Whole File Transformer

The Whole File Transformer processor transforms fully written Avro files to highly efficient, columnar Parquet files. Use the Whole File Transformer in a pipeline that reads Avro files as whole files and writes the transformed Parquet files as whole files.

Origins and destinations that support whole files include cloud storage stages such as Amazon S3, Azure Data Lake Storage, and Google Cloud Storage, and as well as local and remote file systems such as Local FS, SFTP/FTP/FTPS Client, and Hadoop FS. For a full list of whole file origins and destinations or more information about the whole file data format, see Whole File Data Format.

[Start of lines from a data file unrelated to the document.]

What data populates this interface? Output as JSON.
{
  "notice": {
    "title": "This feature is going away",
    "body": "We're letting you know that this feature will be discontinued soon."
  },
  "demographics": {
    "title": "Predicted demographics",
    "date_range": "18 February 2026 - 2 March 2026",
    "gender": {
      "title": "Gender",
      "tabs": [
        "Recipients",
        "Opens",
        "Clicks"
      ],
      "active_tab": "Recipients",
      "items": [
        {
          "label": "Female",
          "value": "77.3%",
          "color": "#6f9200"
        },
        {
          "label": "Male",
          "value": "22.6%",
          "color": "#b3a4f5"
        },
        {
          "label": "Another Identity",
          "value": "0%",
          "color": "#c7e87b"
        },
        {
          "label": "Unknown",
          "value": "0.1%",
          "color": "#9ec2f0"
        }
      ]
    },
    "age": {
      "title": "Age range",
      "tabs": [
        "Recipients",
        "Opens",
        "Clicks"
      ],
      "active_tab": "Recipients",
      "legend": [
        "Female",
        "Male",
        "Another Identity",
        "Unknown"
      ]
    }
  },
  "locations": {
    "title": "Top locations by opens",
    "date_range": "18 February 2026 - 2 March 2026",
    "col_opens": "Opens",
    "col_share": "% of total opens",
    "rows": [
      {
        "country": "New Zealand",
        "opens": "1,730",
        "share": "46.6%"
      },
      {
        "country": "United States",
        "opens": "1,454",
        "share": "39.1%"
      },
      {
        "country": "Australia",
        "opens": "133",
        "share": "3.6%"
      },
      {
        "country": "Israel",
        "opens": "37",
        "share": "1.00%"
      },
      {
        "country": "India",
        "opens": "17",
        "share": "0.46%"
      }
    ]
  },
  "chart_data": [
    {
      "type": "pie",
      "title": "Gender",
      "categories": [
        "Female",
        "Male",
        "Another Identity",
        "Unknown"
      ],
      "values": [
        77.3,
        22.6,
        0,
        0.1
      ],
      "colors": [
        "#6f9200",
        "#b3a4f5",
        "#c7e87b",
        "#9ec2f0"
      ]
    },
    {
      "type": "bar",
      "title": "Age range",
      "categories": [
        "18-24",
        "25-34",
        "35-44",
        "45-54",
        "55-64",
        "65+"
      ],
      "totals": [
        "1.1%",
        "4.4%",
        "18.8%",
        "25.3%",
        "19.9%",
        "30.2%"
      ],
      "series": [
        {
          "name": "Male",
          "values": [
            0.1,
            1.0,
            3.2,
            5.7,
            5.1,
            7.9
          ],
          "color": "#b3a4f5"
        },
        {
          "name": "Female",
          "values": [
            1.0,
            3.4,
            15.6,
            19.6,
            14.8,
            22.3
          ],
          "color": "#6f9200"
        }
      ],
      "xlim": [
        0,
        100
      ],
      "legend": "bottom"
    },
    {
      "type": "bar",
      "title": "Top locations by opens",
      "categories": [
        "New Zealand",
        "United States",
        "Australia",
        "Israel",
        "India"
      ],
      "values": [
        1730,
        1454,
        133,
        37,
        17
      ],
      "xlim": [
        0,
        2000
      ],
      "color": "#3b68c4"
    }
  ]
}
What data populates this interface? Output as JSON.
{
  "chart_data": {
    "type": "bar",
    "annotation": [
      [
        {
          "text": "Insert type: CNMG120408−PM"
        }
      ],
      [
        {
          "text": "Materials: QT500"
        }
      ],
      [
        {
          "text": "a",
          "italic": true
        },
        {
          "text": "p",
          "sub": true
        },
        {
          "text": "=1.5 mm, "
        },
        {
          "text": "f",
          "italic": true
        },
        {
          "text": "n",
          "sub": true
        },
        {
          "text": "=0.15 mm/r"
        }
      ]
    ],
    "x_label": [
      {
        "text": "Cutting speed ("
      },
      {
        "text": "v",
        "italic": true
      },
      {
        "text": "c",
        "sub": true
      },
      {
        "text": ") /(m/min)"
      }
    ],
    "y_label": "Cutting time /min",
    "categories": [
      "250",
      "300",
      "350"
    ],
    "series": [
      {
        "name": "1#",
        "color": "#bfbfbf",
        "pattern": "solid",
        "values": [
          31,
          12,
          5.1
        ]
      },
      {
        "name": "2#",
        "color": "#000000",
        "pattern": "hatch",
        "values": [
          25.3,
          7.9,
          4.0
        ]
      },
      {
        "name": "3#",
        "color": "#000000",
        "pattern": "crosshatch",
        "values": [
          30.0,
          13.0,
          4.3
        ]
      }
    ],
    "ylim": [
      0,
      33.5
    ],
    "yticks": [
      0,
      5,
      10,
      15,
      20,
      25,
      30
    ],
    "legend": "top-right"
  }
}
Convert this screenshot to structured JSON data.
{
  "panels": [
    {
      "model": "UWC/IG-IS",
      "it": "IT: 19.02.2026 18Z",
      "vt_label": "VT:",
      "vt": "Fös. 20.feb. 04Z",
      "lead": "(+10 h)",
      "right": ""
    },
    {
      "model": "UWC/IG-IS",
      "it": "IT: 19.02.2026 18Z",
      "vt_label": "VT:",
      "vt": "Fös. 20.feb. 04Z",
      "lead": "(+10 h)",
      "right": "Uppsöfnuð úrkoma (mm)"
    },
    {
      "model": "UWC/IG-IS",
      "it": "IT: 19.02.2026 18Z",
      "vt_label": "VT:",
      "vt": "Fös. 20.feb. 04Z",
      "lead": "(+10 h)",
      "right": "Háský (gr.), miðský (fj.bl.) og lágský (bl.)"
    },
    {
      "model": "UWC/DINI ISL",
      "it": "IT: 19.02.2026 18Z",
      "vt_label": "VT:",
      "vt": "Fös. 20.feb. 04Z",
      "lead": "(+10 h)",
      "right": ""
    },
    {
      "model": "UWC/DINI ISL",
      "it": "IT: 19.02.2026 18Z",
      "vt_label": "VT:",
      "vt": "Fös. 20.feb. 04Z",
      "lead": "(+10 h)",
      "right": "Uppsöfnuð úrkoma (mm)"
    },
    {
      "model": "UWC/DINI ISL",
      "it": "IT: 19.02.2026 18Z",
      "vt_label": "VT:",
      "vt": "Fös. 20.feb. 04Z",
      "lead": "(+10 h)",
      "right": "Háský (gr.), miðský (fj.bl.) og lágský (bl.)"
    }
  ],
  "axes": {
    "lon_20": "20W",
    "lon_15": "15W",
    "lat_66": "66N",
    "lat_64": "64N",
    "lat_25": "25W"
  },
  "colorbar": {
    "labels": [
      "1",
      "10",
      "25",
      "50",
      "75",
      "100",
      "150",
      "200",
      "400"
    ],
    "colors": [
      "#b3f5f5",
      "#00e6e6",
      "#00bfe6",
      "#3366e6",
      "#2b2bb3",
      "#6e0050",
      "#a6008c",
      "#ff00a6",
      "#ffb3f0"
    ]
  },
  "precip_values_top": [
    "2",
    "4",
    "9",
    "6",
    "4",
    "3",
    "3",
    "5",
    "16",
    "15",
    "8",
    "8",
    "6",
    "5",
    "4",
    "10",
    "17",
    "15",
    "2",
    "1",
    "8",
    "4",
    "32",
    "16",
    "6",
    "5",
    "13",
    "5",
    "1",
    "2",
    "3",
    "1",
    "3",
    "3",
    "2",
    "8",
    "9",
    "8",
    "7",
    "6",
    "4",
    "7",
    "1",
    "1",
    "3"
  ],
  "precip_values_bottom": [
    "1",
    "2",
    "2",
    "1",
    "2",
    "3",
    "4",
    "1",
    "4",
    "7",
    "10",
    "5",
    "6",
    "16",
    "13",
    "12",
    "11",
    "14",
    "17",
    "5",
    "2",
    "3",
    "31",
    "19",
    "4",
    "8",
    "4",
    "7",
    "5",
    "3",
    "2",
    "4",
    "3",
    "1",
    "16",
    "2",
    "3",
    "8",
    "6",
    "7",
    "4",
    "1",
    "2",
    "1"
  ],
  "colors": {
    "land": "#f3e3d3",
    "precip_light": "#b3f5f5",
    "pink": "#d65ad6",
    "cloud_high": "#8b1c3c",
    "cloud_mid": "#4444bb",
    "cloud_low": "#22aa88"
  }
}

You can use the Whole File Transformer to convert Avro files to Parquet within a pipeline. If a Hadoop cluster is available, you can use the MapReduce executor to convert Avro files to Parquet instead of the Whole File Transformer. The MapReduce executor delegates the conversion task to the Hadoop cluster. For a case study on capturing data drift and producing Parquet files using the MapReduce executor, see Parquet Case Study.

When performing the conversion of Avro files to Parquet, the Whole File Transformer performs the conversion in memory, then writes a temporary Parquet file in a local directory on the Data Collector machine. Ensure that Data Collector has the necessary memory and storage to perform this processing.

When you configure the Whole File Transformer, you specify the local directory to use. You can configure a prefix and suffix for the resulting Parquet files and the buffer size and rate at which to process the Avro files. You can also configure standard Parquet properties, such as a compression codec, row group size, and page size.

Typically, when using the Whole File Transformer processor, you will use a separate pipeline for processing data and generating the Avro files to be converted. But if you have Avro files generated by a third party, then you can simply create the pipeline to convert the files to Parquet.

Implementation Overview

When using the Whole File Transformer processor, you will typically configure two pipelines. The pipeline that includes the Whole File Transformer must be a whole file pipeline, which does not permit additional processing of file data. As a result, any processing that you require must take place in a separate pipeline.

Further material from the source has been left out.